Christmas Trees Redux

Looking back at the Christmas tree post on January 4th it seemed like a good idea to see if I could track back and see where all the still living Christmas trees have ended up. I know that some died immediately and others just didn’t make it in this area. For instance there was a beautiful Fraser Fir that lasted for about 5-6 years and then one year just up and died. Anyway I did a head count today and there are still 8 other ex-Christmas trees hanging on. The list begins with a large White Pine that was a beautiful speciment until June of this year when we had a wind shear (mini-twister) come across our property. It took out three large 30 year-old apple trees, the top of a 50 foot high Tulip Poplar, a number of Black Cherries in the woods, and decapitated two very large White Pines including this one.

Decapitated White Pine

Decapitated White Pine

The third Christmas tree was a Colorado Spruce that I planted near the road. Because of its slow growth it got surrounded by a grove of Bigtooth Aspens and it’s definitely on the scraggly side.

Colorado Spruce

Colorado Spruce

The next one in order was a Douglas Fir which grew well for a number of years in very poor soil and then lost the leader. My guess is bagworm, but it’s hard to recall now. It is finally starting to show some new leader growth so I think we will let it keep going.

Douglas Fir with dead top leader

Douglas Fir with dead top leader

Then we come to another White Pine behind the garage. This one is looking really nice. Truth in advertising compells me to mention that it also sits within spitting distance of the septic field so that could explain it’s vigorous growth.

White Pine (Pinus strobus)

White Pine (Pinus strobus)

Then we have another Douglas Fir near the woods in some of the best soil on the property and it too was defoliated at the top by bagworms. The remainder still continues to grow but it looks pretty strange.

Douglas Fir with dead top-leader

Douglas Fir with dead top-leader

Next come two more White Pines next to the former Black Walnut site (and that’s another story to come). Each is growing fine but one needed to be limbed up to get rid of some vines. And then finally there is this year’s Douglas Fir newly planted at the bottom of the second pasture.

White Pine (Pinus strobus)

White Pine (Pinus strobus)

White Pine limbed up

White Pine headed up

 

Douglas Fir (Pseudotsuga menziesii) planted in 2008

Douglas Fir (Pseudotsuga menziesii) planted in 2008

5 comments on “Christmas Trees Redux

  1. Anna/Flowergardengirl

    Sad, but funny. Sorry about the twister that came through and tha is awful to take out such old trees. But it is funny to see all your Christmas trees in such a state.

    1. jw

      Well, I guess I have to look at it philosophically.

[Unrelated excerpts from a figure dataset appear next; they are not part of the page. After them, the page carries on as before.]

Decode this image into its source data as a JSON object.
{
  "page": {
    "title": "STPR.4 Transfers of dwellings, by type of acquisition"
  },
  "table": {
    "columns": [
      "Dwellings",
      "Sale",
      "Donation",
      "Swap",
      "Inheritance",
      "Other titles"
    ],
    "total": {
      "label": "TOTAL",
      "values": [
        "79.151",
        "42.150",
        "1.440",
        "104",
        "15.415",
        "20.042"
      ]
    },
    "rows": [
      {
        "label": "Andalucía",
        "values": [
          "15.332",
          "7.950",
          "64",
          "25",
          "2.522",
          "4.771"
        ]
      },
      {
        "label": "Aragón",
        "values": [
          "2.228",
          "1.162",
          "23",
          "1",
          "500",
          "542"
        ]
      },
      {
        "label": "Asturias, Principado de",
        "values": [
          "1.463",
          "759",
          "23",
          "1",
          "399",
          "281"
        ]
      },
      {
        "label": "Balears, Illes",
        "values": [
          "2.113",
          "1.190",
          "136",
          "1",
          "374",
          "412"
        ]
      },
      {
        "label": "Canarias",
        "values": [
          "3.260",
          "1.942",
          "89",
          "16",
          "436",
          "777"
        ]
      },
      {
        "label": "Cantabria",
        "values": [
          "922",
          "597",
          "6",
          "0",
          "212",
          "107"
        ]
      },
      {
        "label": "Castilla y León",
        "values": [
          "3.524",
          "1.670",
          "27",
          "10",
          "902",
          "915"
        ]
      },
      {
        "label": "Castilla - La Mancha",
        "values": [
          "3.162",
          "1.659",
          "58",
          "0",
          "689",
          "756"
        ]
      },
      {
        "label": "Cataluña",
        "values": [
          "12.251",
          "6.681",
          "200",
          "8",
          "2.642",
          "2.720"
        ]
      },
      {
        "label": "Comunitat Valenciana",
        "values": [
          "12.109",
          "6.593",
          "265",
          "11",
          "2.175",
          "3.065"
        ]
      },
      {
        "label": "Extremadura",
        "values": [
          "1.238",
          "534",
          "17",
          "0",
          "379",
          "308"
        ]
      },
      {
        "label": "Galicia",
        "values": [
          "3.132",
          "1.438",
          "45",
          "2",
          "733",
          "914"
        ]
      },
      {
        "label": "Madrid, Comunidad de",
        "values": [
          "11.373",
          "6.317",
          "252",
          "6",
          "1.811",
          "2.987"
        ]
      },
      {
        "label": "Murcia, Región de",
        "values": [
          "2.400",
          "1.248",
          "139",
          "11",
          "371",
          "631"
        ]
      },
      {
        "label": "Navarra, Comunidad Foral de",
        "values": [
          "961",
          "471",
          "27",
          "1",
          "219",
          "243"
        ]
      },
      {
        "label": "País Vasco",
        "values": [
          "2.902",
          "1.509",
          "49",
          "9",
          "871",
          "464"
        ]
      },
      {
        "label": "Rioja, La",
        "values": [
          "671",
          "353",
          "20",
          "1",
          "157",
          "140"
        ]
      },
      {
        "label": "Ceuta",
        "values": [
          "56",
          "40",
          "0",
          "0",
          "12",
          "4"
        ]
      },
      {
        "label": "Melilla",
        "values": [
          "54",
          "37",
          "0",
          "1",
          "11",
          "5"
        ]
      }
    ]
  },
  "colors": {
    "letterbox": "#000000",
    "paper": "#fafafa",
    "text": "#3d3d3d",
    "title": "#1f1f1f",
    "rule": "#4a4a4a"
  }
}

When we moved here the owner had planted a forest of Scots Pine — nothing else just Scots Pine. They all died after about 25-30 years. They are just not long-lived in Maryland. But what succeeded the pines is a nice deciduous forest of oaks, ash and cherry. By the way your Agastache pictures are really nice! We like them too and plan to expand are groupings this year.

  2. josh

    I always forget about that Douglas Fir on the side! Kind of a classic Fir specialty-growth, I feel – fitting in where it can. Those White Pines really seem to blossom the best in the open environment – makes me wonder what the Firs and Spruces would look like if they grew as much as those early White Pines!
    nice journal of pics.

    1. jw

      Well, I mean to keep a much closer eye on this latest Douglas Fir. I think I would like to establish a little patch of specimen evergreens down in that corner of the pasture. There’s a twisted White Pine and two Redwoods lined out in the vegetable garden at the moment.